With a pre-term birth rate of 9.6% of live births in 2021, Connecticut is behind nine other states.
Unfortunately Black and Hispanic Connecticut moms are 53% and 9.2% more likely to have a preterm birth than white women, respectively. And that gap hasn’t changed over time.
Babies born too early can have serious long-term health problems including cerebral palsy, impaired learning, behavioral and psychological problems, hearing and vision problems. Risks for preterm birth include less than six months between pregnancies, tobacco or substance use, high blood pressure, diabetes, and obesity.
While Connecticut’s preterm birth rate has been stable since 2011, our infant mortality rate is declining. It was down to 4.2 per 1,000 live births in 2020 from a high of 5.7 in 2015. In comparison, the US average was 5.4 in 2020.

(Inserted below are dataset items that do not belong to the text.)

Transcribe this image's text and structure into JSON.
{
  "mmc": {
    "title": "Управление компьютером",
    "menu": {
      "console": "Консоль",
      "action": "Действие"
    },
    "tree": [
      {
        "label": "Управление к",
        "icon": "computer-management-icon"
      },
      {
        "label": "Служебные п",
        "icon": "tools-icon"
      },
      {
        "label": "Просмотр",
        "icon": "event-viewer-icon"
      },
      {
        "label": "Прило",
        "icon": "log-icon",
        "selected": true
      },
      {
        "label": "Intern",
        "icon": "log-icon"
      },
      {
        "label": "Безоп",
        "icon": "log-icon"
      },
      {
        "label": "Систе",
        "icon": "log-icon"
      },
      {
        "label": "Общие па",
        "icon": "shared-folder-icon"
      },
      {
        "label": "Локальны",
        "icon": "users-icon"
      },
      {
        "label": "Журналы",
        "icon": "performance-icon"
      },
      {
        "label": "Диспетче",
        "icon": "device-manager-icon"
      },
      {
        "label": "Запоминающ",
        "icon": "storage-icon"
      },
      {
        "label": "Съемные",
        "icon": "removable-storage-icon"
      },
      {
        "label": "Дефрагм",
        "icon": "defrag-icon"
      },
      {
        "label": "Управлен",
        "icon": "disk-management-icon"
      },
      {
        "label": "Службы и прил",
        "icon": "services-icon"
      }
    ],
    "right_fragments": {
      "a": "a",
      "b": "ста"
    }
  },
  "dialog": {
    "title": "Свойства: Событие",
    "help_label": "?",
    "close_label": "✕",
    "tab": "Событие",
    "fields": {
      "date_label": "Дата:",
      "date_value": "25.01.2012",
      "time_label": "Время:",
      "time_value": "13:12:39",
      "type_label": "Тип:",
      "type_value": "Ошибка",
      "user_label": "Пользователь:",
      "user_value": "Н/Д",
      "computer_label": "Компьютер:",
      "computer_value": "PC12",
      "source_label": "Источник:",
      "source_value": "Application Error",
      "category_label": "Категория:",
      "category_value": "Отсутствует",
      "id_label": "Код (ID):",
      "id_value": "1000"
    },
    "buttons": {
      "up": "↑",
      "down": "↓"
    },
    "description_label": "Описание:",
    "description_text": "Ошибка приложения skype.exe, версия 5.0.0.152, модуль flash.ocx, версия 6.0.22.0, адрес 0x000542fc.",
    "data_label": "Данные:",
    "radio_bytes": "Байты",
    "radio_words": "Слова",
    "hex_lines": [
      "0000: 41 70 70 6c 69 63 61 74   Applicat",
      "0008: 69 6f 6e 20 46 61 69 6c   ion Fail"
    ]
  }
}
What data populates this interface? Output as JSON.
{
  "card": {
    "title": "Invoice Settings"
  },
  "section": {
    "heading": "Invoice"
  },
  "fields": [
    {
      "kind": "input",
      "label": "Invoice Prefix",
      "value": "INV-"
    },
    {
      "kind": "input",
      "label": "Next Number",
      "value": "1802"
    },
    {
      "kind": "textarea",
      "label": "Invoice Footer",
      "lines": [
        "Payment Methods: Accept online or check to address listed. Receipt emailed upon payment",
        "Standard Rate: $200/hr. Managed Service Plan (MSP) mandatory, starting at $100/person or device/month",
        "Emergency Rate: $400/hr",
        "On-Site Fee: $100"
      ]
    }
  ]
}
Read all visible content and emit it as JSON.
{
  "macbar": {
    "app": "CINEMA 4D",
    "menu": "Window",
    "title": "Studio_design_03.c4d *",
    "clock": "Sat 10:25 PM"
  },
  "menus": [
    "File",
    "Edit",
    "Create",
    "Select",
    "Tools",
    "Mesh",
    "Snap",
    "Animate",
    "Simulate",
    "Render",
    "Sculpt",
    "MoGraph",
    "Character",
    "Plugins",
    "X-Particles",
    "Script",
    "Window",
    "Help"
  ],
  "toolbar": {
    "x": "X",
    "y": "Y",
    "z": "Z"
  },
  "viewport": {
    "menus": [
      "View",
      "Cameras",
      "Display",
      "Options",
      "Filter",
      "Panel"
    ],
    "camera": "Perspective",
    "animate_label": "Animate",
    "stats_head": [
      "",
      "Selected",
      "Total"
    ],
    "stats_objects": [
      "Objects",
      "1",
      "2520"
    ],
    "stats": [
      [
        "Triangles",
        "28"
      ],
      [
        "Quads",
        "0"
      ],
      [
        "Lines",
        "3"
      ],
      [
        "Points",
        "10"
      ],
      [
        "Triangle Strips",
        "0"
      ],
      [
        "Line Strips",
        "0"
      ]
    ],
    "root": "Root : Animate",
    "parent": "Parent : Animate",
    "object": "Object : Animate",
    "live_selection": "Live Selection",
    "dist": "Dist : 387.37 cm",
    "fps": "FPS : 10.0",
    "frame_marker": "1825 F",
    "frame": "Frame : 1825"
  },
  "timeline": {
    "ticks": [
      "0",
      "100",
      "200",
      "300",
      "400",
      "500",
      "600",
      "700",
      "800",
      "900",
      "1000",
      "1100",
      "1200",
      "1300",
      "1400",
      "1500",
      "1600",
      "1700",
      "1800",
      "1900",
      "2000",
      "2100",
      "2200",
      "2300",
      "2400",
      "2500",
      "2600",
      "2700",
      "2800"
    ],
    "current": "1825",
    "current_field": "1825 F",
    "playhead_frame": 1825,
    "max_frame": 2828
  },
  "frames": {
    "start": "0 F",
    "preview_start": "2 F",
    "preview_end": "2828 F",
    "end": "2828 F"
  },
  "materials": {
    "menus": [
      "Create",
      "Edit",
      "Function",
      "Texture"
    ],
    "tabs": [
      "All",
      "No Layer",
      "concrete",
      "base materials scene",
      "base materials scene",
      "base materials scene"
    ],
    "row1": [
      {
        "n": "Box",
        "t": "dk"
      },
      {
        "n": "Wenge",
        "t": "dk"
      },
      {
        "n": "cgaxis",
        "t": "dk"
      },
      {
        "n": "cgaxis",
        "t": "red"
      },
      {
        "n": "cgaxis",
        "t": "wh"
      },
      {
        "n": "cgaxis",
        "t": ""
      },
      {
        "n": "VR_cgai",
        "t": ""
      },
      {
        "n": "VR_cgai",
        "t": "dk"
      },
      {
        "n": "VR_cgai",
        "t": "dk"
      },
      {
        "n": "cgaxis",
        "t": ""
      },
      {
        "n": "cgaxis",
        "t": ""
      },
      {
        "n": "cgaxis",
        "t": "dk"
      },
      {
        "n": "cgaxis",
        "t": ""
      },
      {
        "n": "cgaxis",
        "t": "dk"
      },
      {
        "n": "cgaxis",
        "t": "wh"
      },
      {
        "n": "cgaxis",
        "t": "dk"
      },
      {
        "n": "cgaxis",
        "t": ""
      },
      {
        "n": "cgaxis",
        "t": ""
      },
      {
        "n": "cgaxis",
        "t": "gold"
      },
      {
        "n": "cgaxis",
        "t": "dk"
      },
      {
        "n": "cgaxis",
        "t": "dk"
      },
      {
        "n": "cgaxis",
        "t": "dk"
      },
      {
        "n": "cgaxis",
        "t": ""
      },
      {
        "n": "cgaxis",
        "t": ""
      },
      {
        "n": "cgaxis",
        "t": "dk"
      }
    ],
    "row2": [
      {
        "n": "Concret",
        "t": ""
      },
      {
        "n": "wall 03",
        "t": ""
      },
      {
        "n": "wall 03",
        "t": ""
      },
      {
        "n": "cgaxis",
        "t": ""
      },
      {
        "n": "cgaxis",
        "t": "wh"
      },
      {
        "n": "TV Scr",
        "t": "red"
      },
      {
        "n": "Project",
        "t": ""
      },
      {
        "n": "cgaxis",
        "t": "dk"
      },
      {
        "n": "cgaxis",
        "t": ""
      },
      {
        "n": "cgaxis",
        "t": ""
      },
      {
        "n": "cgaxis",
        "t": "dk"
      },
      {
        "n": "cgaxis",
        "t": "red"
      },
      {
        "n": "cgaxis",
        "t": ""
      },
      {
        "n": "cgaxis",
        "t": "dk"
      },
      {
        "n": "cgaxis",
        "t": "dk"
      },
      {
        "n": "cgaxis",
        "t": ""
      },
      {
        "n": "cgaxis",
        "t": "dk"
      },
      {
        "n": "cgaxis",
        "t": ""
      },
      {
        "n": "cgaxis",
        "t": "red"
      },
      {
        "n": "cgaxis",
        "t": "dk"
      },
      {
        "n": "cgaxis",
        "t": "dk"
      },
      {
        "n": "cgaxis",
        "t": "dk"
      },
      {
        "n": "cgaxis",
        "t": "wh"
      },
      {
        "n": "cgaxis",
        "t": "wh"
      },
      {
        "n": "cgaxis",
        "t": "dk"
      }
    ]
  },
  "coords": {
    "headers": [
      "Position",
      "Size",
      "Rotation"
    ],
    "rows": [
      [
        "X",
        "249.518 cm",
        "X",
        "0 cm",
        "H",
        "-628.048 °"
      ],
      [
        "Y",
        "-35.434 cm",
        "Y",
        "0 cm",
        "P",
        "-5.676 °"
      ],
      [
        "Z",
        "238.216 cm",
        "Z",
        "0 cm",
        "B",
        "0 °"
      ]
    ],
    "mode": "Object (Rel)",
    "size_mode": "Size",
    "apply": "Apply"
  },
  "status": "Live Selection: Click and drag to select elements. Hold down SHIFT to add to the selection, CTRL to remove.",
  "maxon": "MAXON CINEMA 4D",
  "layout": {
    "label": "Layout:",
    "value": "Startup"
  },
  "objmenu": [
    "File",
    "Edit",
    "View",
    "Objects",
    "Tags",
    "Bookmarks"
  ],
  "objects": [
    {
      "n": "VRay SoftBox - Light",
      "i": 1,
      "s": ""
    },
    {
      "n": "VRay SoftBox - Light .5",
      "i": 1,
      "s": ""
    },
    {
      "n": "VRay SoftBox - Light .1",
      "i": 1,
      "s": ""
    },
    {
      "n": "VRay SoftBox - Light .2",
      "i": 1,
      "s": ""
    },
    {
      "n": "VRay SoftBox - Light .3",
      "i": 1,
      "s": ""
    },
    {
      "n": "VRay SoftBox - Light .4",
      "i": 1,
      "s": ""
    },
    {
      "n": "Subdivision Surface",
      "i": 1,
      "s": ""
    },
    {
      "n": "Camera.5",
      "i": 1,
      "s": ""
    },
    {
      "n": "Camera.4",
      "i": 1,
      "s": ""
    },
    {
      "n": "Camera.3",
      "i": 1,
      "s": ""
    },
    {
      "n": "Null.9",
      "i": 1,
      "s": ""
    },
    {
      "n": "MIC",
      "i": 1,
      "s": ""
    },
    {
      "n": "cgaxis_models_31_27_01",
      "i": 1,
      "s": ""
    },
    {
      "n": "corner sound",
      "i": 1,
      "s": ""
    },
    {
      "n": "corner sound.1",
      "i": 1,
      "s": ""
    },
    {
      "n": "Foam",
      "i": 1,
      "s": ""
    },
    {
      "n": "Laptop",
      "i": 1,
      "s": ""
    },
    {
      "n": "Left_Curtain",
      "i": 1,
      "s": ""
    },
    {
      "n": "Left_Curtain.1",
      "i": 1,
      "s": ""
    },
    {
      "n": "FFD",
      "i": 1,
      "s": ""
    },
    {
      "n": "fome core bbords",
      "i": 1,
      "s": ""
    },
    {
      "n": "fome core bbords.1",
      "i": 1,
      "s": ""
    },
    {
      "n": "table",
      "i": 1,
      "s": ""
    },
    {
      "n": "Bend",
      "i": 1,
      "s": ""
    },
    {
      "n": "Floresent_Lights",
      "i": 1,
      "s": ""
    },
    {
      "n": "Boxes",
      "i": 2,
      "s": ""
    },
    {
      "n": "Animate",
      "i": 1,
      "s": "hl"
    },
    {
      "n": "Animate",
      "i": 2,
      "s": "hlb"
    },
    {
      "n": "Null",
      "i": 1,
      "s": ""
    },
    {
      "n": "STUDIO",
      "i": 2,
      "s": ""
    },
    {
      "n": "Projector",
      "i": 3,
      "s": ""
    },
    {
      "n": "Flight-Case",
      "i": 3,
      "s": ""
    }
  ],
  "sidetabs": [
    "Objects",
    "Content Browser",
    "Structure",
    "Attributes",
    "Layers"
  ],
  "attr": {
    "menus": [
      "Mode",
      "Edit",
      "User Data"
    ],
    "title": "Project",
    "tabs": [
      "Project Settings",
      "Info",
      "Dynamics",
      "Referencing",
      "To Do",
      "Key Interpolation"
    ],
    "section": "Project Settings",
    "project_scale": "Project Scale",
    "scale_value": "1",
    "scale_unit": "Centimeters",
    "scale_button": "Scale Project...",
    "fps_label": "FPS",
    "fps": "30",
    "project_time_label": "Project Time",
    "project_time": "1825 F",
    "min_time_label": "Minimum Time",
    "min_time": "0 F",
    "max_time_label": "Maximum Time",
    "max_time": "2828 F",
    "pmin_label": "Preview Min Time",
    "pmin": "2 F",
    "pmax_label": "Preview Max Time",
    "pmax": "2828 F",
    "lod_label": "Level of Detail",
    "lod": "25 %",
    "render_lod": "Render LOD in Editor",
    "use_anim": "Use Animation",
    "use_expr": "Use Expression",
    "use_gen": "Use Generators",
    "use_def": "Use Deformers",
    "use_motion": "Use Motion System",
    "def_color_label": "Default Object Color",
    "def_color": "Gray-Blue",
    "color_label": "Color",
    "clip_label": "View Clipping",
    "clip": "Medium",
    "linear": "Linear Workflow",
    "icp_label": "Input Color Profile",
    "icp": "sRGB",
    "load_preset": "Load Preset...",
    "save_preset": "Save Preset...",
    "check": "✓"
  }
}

The rate of pregnant women in Connecticut getting inadequate prenatal care (8.8%) is too high, but better than the US average (14.5%). Unfortunately, low-risk Cesarean births are more likely in Connecticut than the US average (28.9% and 26.3%, respectively).
In good news, Connecticut has or is in the process of implementing policies that support moms and babies including expanding Medicaid, extended Medicaid eligibility beyond 60 days postpartum, decent reimbursement rates for midwives, have a Maternal Mortality Review Committee and a Perinatal Quality Collaborative. We are in the process of implementing coverage for doula care in Medicaid.